En fin, que estamos ante un año de oscarizables mediocridades -el discurso del rey simplón y atontado, el western correcto pero poco arriesgado de los Coen, el cisne alucinógeno y esquizoide...-, donde las pelis realmente interesantes siguen lejos de aparecer por la ceremonia. O, peor aún, lejos de las salas de proyección, como esa inquietante, hipnótica y fabulosa Animal Kingdom que apenas tuvo público y que es, sin duda, lo que más me ha gustado en el cine en estos dos meses.

En breve, si las labores de promoción me lo permiten, destripamos alguna peli más. Entretanto, corran a comprar mi novela. He dicho ;-)

4 comentarios:

Vargtimen dijo...

Me alegra ver que tu novela está siendo un éxito. Y las críticas de Arual son entusiastas. Me he prometido a mí mismo que el próximo día que pase por el centro, lo pillaré en la FNAC o en la Casa del Libro. Tiene muy buena pinta, la verdad.
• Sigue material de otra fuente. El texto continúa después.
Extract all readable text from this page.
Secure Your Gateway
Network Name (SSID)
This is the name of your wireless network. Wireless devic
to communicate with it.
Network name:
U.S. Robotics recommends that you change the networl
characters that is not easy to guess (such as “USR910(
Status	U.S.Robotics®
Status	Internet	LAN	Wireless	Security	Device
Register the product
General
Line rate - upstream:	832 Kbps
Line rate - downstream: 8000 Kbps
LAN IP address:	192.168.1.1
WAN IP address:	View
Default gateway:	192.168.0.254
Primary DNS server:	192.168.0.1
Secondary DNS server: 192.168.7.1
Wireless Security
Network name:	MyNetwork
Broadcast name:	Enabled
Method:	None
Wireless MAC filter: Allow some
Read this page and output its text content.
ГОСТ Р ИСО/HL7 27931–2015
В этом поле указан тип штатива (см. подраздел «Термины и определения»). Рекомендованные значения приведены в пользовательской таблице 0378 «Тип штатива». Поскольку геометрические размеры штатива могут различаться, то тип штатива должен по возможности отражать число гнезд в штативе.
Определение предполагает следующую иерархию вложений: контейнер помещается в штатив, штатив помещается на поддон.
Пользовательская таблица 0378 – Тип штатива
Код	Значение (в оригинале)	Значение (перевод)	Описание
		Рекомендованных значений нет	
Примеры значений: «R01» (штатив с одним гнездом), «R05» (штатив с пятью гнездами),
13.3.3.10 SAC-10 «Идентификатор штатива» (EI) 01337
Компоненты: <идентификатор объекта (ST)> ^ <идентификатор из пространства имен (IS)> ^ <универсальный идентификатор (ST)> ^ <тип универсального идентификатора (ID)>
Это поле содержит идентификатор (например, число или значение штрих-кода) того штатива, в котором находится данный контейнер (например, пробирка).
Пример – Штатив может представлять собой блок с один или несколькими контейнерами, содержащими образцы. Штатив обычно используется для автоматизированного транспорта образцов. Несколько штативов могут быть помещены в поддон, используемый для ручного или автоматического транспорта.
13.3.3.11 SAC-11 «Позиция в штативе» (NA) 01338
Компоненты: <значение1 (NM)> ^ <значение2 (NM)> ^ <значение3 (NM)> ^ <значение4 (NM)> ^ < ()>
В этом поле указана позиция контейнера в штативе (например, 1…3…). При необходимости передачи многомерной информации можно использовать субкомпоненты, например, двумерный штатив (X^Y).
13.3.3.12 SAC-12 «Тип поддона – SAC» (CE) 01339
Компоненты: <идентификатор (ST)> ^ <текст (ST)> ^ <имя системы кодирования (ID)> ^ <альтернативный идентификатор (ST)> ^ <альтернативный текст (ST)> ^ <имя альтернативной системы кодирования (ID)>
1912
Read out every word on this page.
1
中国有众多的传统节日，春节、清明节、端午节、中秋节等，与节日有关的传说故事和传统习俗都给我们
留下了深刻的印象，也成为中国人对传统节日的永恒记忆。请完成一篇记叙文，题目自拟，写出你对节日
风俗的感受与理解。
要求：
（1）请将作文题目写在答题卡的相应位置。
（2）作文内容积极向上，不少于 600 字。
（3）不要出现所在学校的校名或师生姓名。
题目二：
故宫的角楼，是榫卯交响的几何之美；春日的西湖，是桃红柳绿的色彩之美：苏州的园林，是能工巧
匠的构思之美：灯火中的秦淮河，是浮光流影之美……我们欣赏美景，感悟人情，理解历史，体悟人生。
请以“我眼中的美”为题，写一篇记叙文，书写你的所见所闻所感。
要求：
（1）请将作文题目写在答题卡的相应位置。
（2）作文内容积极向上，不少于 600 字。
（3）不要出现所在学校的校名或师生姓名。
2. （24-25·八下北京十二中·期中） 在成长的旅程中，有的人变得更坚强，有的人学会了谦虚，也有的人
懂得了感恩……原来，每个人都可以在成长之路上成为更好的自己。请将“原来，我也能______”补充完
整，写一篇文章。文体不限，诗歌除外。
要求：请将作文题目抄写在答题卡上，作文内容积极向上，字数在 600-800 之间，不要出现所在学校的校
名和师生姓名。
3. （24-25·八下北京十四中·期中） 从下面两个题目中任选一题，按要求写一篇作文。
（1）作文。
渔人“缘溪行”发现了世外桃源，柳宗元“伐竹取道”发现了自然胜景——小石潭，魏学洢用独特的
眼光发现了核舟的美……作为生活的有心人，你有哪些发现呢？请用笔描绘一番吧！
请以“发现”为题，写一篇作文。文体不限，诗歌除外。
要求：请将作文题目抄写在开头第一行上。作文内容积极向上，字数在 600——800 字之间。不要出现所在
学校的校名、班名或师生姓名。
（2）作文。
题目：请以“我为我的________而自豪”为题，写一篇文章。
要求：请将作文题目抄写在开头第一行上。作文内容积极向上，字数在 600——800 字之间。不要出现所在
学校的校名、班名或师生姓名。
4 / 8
En cuanto a Cisne Negro, estoy de acuerdo contigo. Aburre, suena a ya vista y Aronofsky se toma demasiado en serio y en consideración a sí mismo. Tengo pendiente Animal Kingdom, pero aún he de acabar con las 10 nominadas a mejor película. Me quedan The Fighter (pocas cosas me apetecen menos en esta vida que una peli de boxeo con Mark Wahlberg) y la segunda hora de Valor de Ley. Valor hay que tener para acabarla sin dormirse.

SisterBoy dijo...

Totalmente en contra de la crítica pero así es el gusto personal. He comprado tu libro, me lo llevo a madriles para que me lo dediques.

Arual dijo...

Vamos si se ha abusado del pobre Tchaikovsky es para no verla, jeje!!

3'14 dijo...

BRAVO BRAVO Y BRAVO!!!
Por fin una crítica a esta tomadura de pelo digna! No puedo estar más de acuerdo en lo que dices. ¿Libro??? estoy perdidísima!!! Pero voy a ver qué averiguo y en cuanto tenga título y editorial me voy a la librería a ver si lo consigo . Ya te diré!